Here's my signed title page from Parrot and Olivier; I also brought nice copies of Oscar and Lucinda and True History for my Booker Prize collection. What I didn't bring was the copy of Oscar and Lucinda I actually read, a battered paperback with a taped-on cover and coffee stains. When you get books signed, what would you rather bring- the book you read or a pristine copy for collecting? I almost regret not bringing my reading copy but then again, does it matter that much?

14 comments:

Rose City Reader said...

Sounds like a wonderful author event!

Oscar & Lucinda is on my TBR shelf. I confess that I have put it off for several years because I was bored by The True History of the Kelly Gang -- the only one of his books I've read -- so have been reluctant to try another.

But your praise inspires me to get to it.

Michelle (Red Headed Book Child) said...

I usually bring whatever copy I own, if I have one. If not, i will buy either my favorite or the newest title by the author in support. In my bookstore days, i've worked so many events with authors that I call ahead and ask the store what the author is willing to sign.

I've never read his books but I have seen them many a time.

Great event.

I miss the Harvard Book Store from my time living in Boston. You are lucky.

Serena said...

I loved Oscar and Lucinda! I must read this new book...thanks for the event recap!

bermudaonion said...

Oh, how I love author events and this one sounds just wonderful! Thanks for sharing!

SFP said...

You're very lucky. Oscar and Lucinda was one of my favorites a couple years back. I didn't like Kelly Gang near as much as I'd expected. . . but I think I went into it with the wrong expectations and wasn't able to let them go.
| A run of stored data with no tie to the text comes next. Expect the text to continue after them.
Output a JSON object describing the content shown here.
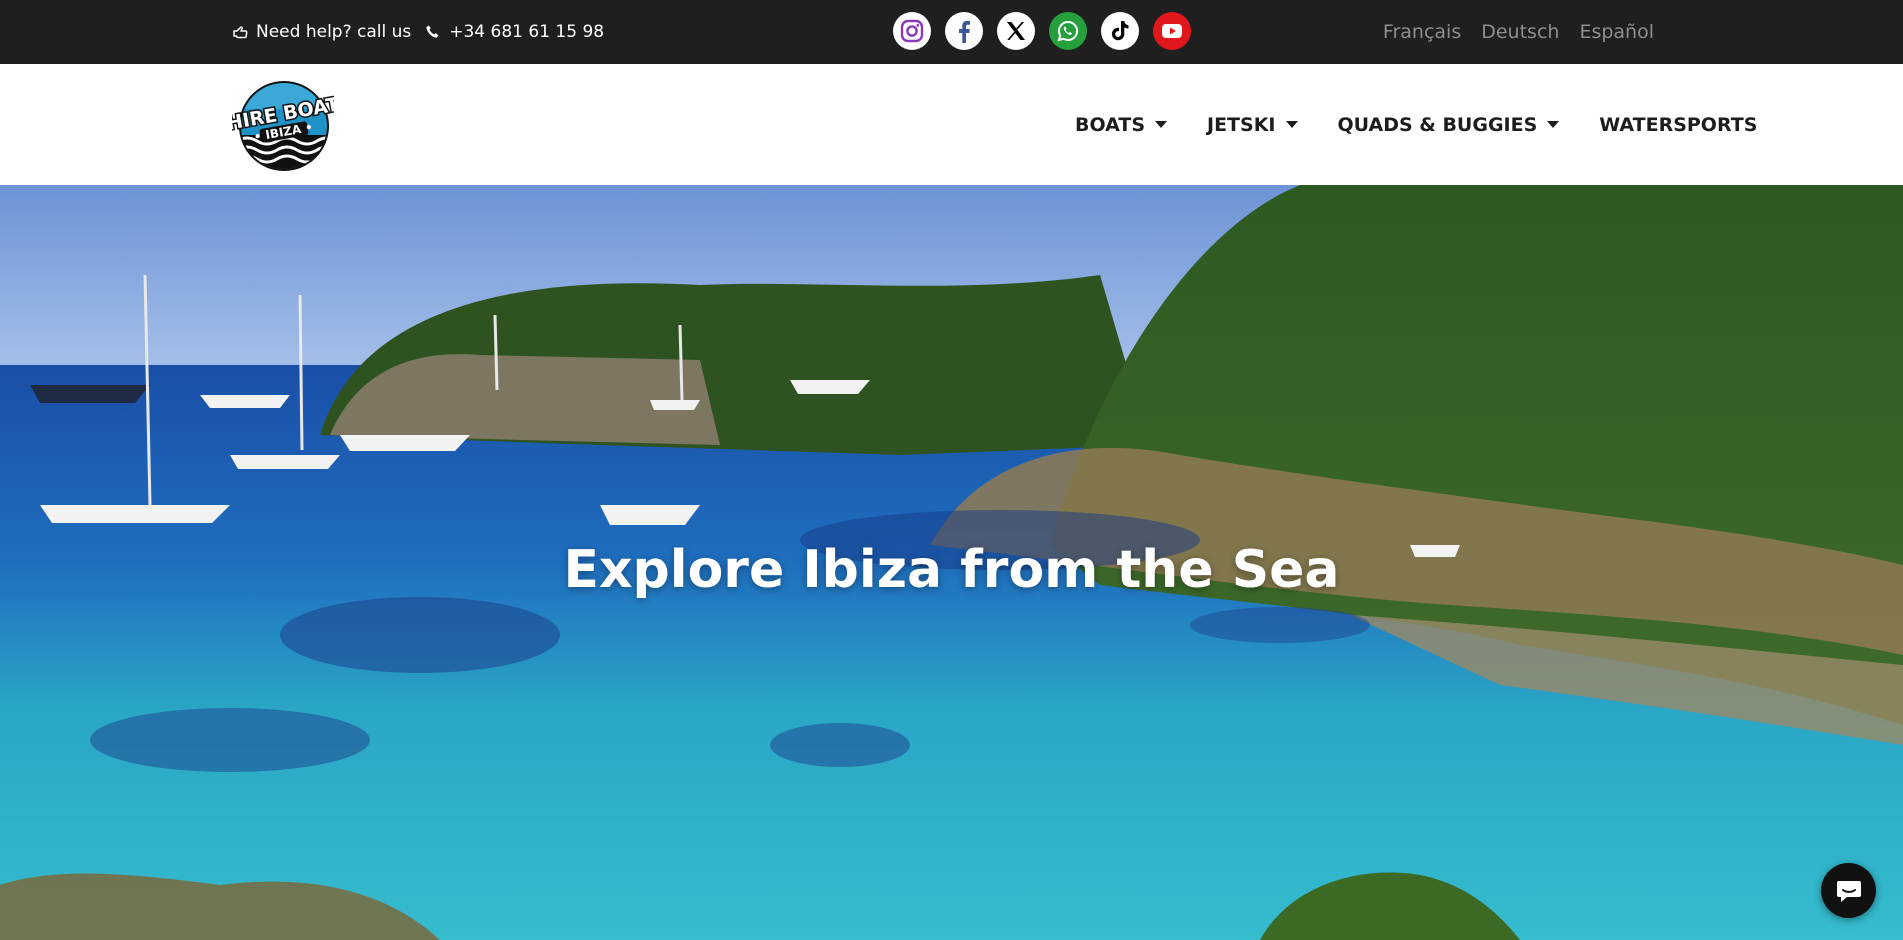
{
  "topbar": {
    "help_text": "Need help? call us",
    "phone": "+34 681 61 15 98",
    "social": [
      {
        "icon": "instagram-icon",
        "color": "#8a3ab9"
      },
      {
        "icon": "facebook-icon",
        "color": "#3b5998"
      },
      {
        "icon": "x-twitter-icon",
        "color": "#000000"
      },
      {
        "icon": "whatsapp-icon",
        "color": "#25a03c"
      },
      {
        "icon": "tiktok-icon",
        "color": "#000000"
      },
      {
        "icon": "youtube-icon",
        "color": "#e0171c"
      }
    ],
    "languages": [
      "Français",
      "Deutsch",
      "Español"
    ]
  },
  "header": {
    "logo_text_top": "HIRE BOAT",
    "logo_text_bottom": "IBIZA",
    "nav": [
      {
        "label": "BOATS",
        "has_dropdown": true
      },
      {
        "label": "JETSKI",
        "has_dropdown": true
      },
      {
        "label": "QUADS & BUGGIES",
        "has_dropdown": true
      },
      {
        "label": "WATERSPORTS",
        "has_dropdown": false
      }
    ]
  },
  "hero": {
    "title": "Explore Ibiza from the Sea"
  },
  "colors": {
    "topbar_bg": "#1f1f1f",
    "nav_text": "#1d1d1d",
    "lang_text": "#8e8e8e",
    "sea_deep": "#1a4fa8",
    "sea_turquoise": "#2fb3c9"
  }
}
Wish my copy of Parrot and Olivier was signed!

Melissa said...

My brother and I differ on this point. He always thinks of the sale value of the title, so his are never inscribed. I think of sentimental value, so I ask for mine to be inscribed and I always bring the copy I've read - if I go to the event and wait in line for however long to have my book signed I want the author to know how much I liked the book (case in point: Howard Zinn asked if his book tasted good when I handed him my well-thumbed, dog-eared, and beloved copy of A People's History of the United States during a signing).

Hannah Stoneham said...

How exciting! I love Peter Carey and am most envious

hannah

Zibilee said...

I have a copy of Oscar and Lucinda, and now I and now I am eager to read it! I am so glad you got to meet Carey and get your book signed. What an awesome experience for you!

Kathleen said...

Sad to say I am not familiar with this author. I think I would like Oscar and Lucinda though, based on your excerpt from your review. I look forward to hearing what you think of his new book. It is always a thrill to meet an author, isn't it?

Shelley said...

I've been thinking lately that I live on the wrong coast as far as literary events go! Oscar and Lucinda is one of those many books I want to read and hope to get to.

jewwishes said...

How nice for you that you saw Peter Carey in person, and have a signed copy of his latest book (which I have seen in the book stores).

nomadreader said...

What a wonderful event! I have yet to read any Peter Carey (I know, I know, somehow he's been under my radar for far too long), but I'm looking forward to Parrot and Oliver.

Mystica said...

Sounds a lovely event and thank you for highlighting books which have been unknown to me.

Dave said...

I usually wind up bringing new copies to a reading, so the autographed editions will last longer. Eventually, I hope, my kids will value them. At least the print editions will be a novelty among all of their e-books.